The blue line is the effective RI income tax rate on a fairly typical taxpayer in the top 1% over the last 16 years, with the various cuts that taxpayer has received indicated.  These cuts don’t count tax credits like the film production or historic structures credits, which are typically only available to high-income individuals and which make the effective rate even lower.  

The black line indicates the effective tax rate on the median taxpayer (the 50th percentile).  You can see a slight decline in the 1997-2002 period, but the other changes didn’t do much of anything for them.

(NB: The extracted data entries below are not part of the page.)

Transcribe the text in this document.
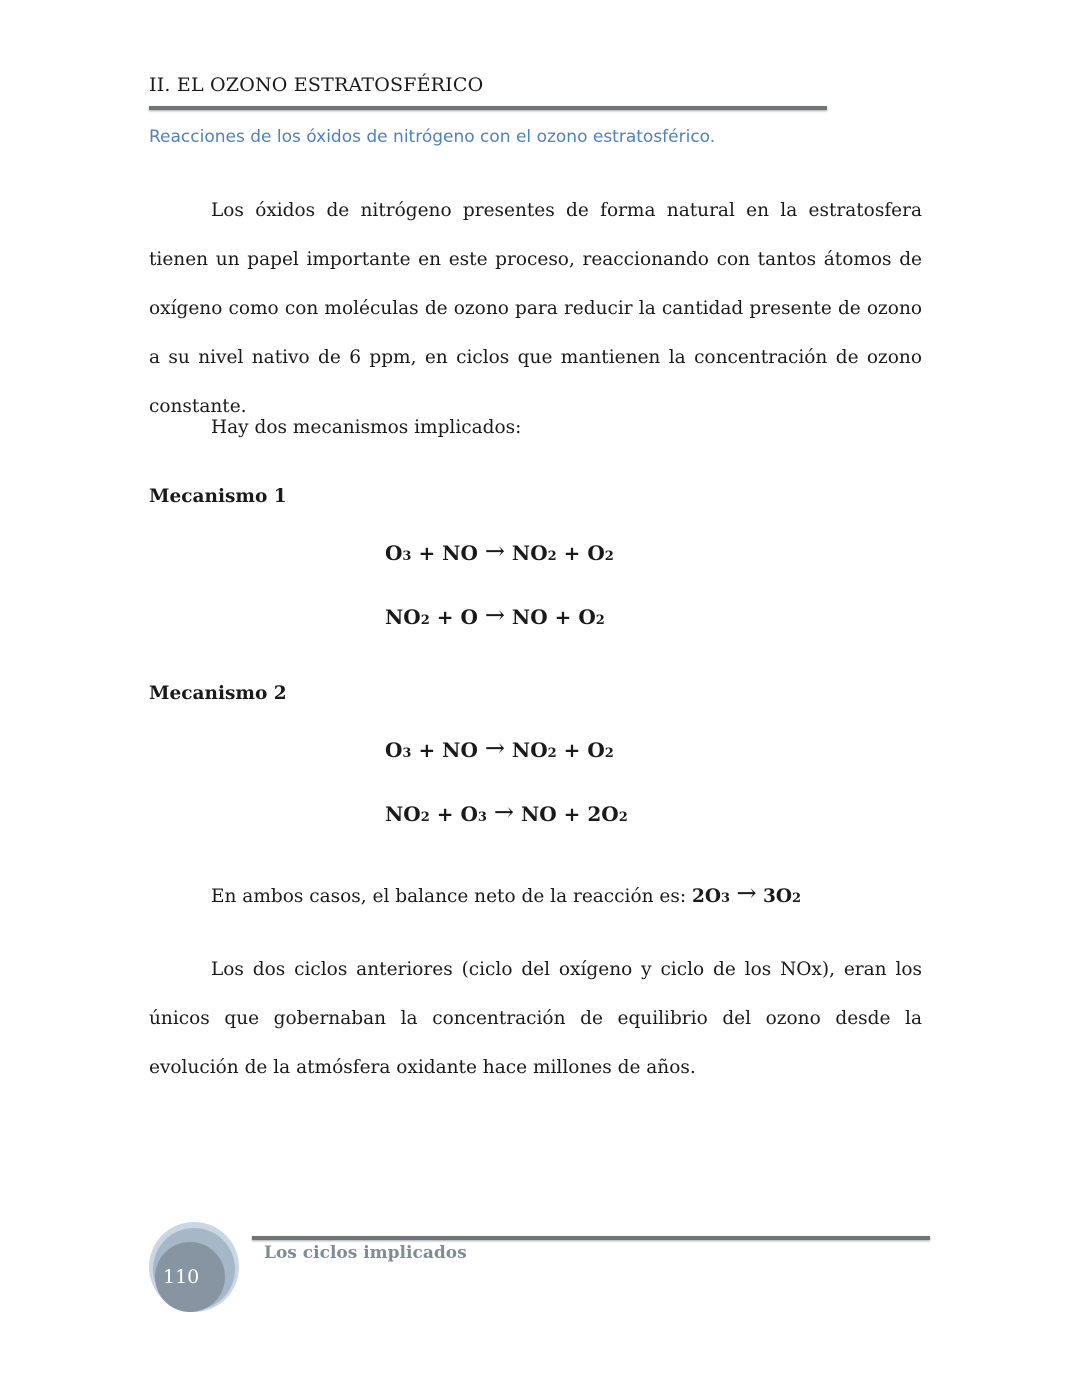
II. EL OZONO ESTRATOSFÉRICO
Reacciones de los óxidos de nitrógeno con el ozono estratosférico.
Los óxidos de nitrógeno presentes de forma natural en la estratosfera tienen un papel importante en este proceso, reaccionando con tantos átomos de oxígeno como con moléculas de ozono para reducir la cantidad presente de ozono a su nivel nativo de 6 ppm, en ciclos que mantienen la concentración de ozono constante.
Hay dos mecanismos implicados:
Mecanismo 1
O3 + NO → NO2 + O2
NO2 + O → NO + O2
Mecanismo 2
O3 + NO → NO2 + O2
NO2 + O3 → NO + 2O2
En ambos casos, el balance neto de la reacción es: 2O3 → 3O2
Los dos ciclos anteriores (ciclo del oxígeno y ciclo de los NOx), eran los únicos que gobernaban la concentración de equilibrio del ozono desde la evolución de la atmósfera oxidante hace millones de años.
110
Los ciclos implicados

The unemployment rate, of course, has nothing to do with the tax rate, except as a rhetorical club used to beat people about the head and neck.  There is no evidence that it has any causal relationship with the state tax rate (in either direction), but the relationship between taxes and “job creators” is commonly invoked to persuade lawmakers to support lower taxes.   

I’ve included the unemployment rate on the graph as a service, so you can see how little is has to do with the movement of taxes.

One more thing you should know about this graph.  There is some evidence available that the 2012 tax changes raised taxes substantially on the middle percentiles of taxpayers.  Unfortunately, it’s premature to say more than that, since the data won’t be available until later this year, at the earliest.

The House Finance Committee held a hearing on several bills designed to raise taxes on the top 1% Tuesday afternoon at 4:30pm in State House room 35.  

Rep. Maria Cimini (D-Providence) is the prime sponsor (with 36 co-sponsors) of a bill to raise the taxes on people earning more than $250,000 per year by four percentage points, with that top rate coming down as the unemployment rate also goes down.  

Think of it as a “pay for performance” clause for rich people.  There are also bills by Rep. Larry Valencia (D-Charlestown, Exeter, Richmond) and Scott Guthrie (D-Coventry) that will have more or less the same effect, though the income limits and tax changes are slightly different (neither of those bills have the unemployment clause).